Trotz 7:5 Niederlage Dritter Platz im Nord-Ost-Pokal

Geschrieben von FK. Veröffentlicht in Spielberichte

Auch ein zwischenzeitlicher 3:0 Rückstand und am Ende eine 7:5 Niederlage bei den Piranhas Rostock konnten den IceFighters am Sonntagabend den dritten Platz im Nord-Ost-Pokal nicht mehr nehmen. Das Team von Mannix Wolf hatte das Hinspiel am Freitag mit 4:1 für sich entschieden und war am Ende mit einer Torbilanz von 9:8 hauchdünn vorn geblieben.

Rostock legte im ersten Drittel deutlich vor, lag nach 20 Minuten bereits mit 3:0 in Führung und schien auf dem Weg, die Niederlage vom Freitag in der dicolor EisArena korrigieren zu können. Zu einfach waren die Treffer der Hansestädter und zu wenig die Gegenwehr der Leipziger.

Im zweiten Drittel zeigten sich die IceFighters dann präsenter, nahmen den Kampf an und kamen so zu guten Möglichkeiten vor dem Tor von Tobias John, der noch im ersten Drittel Patrick Fücker zwischen den Pfosten ersetzt hatte. Tomas Vrba schlug in der 22. Minute eiskalt mit einem trockenen Handgelenkschuss zu. Mit einem ähnlichen Schuss in Überzahl verkürzte Florian Eichelkraut nach etwas mehr als der Hälfte der Spielzeit auf 3:2, ehe Rostock erneut mit zwei Toren in Führung ging. Noch vor der zweiten Pausensirene brachte Lars Müller sein Team wieder auf einen Treffer heran und hielt den Ausgang der Partie damit weiter offen.

Ein Powerplay-Tor von Stratmann stellte den alten Abstand in der 47. Minute wieder her. Auf der Anzeigetafel stand nun ein 5:3 für die Piranhas. Leipzig stemmte sich weiter gegen die drohende Niederlage und den Verlust des dritten Platzes. Mit einem Doppelschlag innerhalb von 32 Sekunden, Lars Müller hatte am rechten Pfosten eingenetzt und Tomas Vrba eine 1-0 Situation ausgenutzt, änderte sich der Spielstand auf 5:5! Die Hausherren hatten an diesem Abend jedoch den längeren Atem und zogen durch zwei Treffer von Sulcik, einer davon in doppelter Überzahl, auf 7:5 davon. Mannix Wolf animierte seine Schützlinge, weiter dagegen zu halten und sie versuchten alles, den Rückstand noch einmal auszugleichen. Bis zum Abpfiff nach 60 Minuten sollten alle weiteren Bemühungen aber unbelohnt bleiben.

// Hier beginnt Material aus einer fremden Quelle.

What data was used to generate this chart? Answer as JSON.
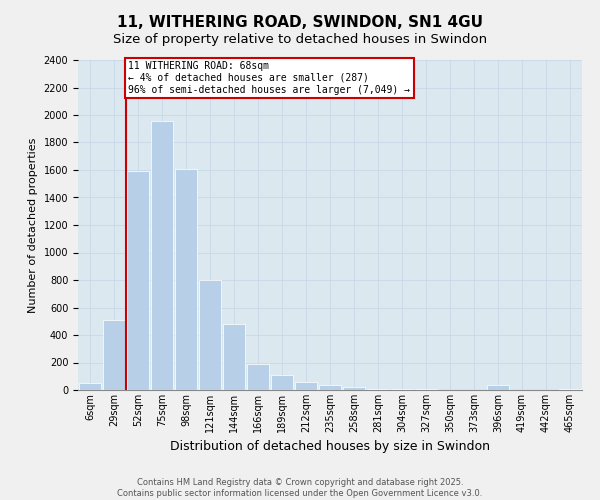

Aufgrund des knapp besseren Torverhältnisses aus beiden Spielen konnten sich die IceFighters trotz Niederlage über den dritten Platz im Wettbewerb freuen.

Vor dem Team liegt nun die Vorbereitung auf das Derby am kommenden Wochenende, das seine Schatten bereits voraus wirft. Tickets für das Spiel finden bereits seit einer Woche sehr guten Absatz.